O argumento, por sua natureza extrema, não só estarrece como descortina mais um equívoco no domínio da lógica. De fato, todas as formas de totalitarismo – sobre as quais Arendt viria a escrever com tanta propriedade – implicam o cerceamento às liberdades; porém, a recíproca não é verdadeira, já que nem todo cerceamento caracteriza um regime de força. Qualquer conclusão em contrário nos conduziria à perigosa seara do desencarceramento em massa e do próprio abolicionismo penal, pois todas as prisões seriam, por definição, ilegítimas.

Portanto, ouso divergir de parcela substancial do artigo, e definitivamente não creio que a dita República de Curitiba tenha engendrado nossa atual República Alexandrina, por diferirem elas, a meu ver, em essência. Na primeira, observamos o prestígio ao devido processo legal, com ampla defesa, contraditório e direito aos recursos cabíveis, e presenciamos, ainda, o desempenho das funções de investigador, acusador e juiz por pessoas distintas.
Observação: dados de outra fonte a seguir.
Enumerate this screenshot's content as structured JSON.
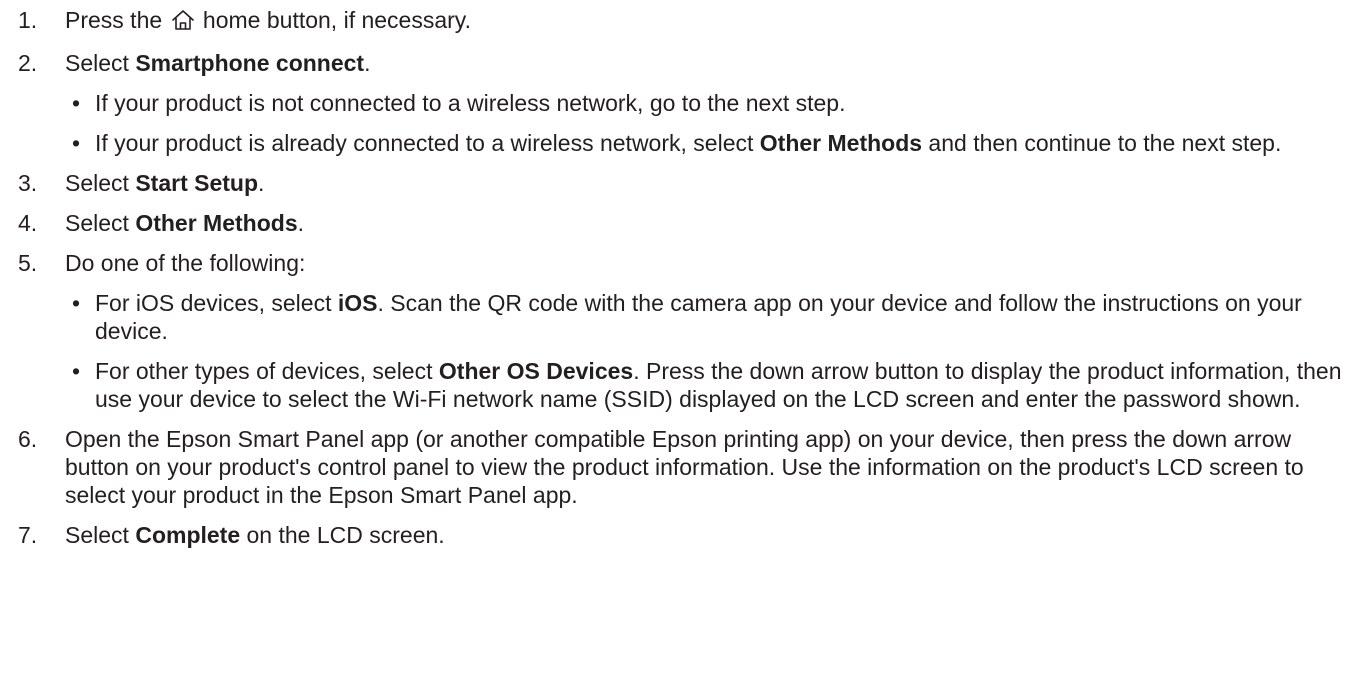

Na segunda, presenciamos medidas instauradas de ofício, ou seja, por iniciativa do próprio julgador, assim como iniciativas legislativas por autoridades togadas, censura a manifestações de pensamento e inexistência de indícios minimamente aptos a fundamentares as acusações. Não se trata de idolatrar o magistrado A ou demonizar o B, mas de respeitar os institutos que promovam a nossa segurança jurídica e, ao mesmo tempo, propiciem a efetividade das normas, com a devida punição de responsáveis por condutas gravosas a toda uma coletividade.

Entre o recomendável combate à corrupção e o autoritarismo de toga, a luz e a sombra de qualquer instituição democrática, está o respeito aos princípios do Estado de Direito, incluindo as normas sobre o devido processamento dos ritos, que são indispensáveis à previsibilidade almejada por qualquer civilização. Quanto às possíveis causas dos insuportáveis arbítrios de muitos de nossos tribunais, em particular, dos superiores, talvez seja mais recomendável, caro Damous, legar o assunto a historiadores e cientistas sociais que, muitas décadas após a nossa travessia por este planeta, venham a se debruçar sobre as peculiaridades da sociedade brasileira deste início de século XXI.

[1] https://www.institutoliberal.org.br/blog/combate-a-corrupcao-e-medidas-totalitarias-qual-a-nossa-participacao-nisso-tudo/

[2] https://diariodorio.com/katia-magalhaes-a-ditadura-travestida/

[3] https://www.institutoliberal.org.br/blog/autoritarismo-escancarado/

[4] Art. 239.  Considera-se indício a circunstância conhecida e provada, que, tendo relação com o fato, autorize, por indução, concluir-se a existência de outra ou outras circunstâncias.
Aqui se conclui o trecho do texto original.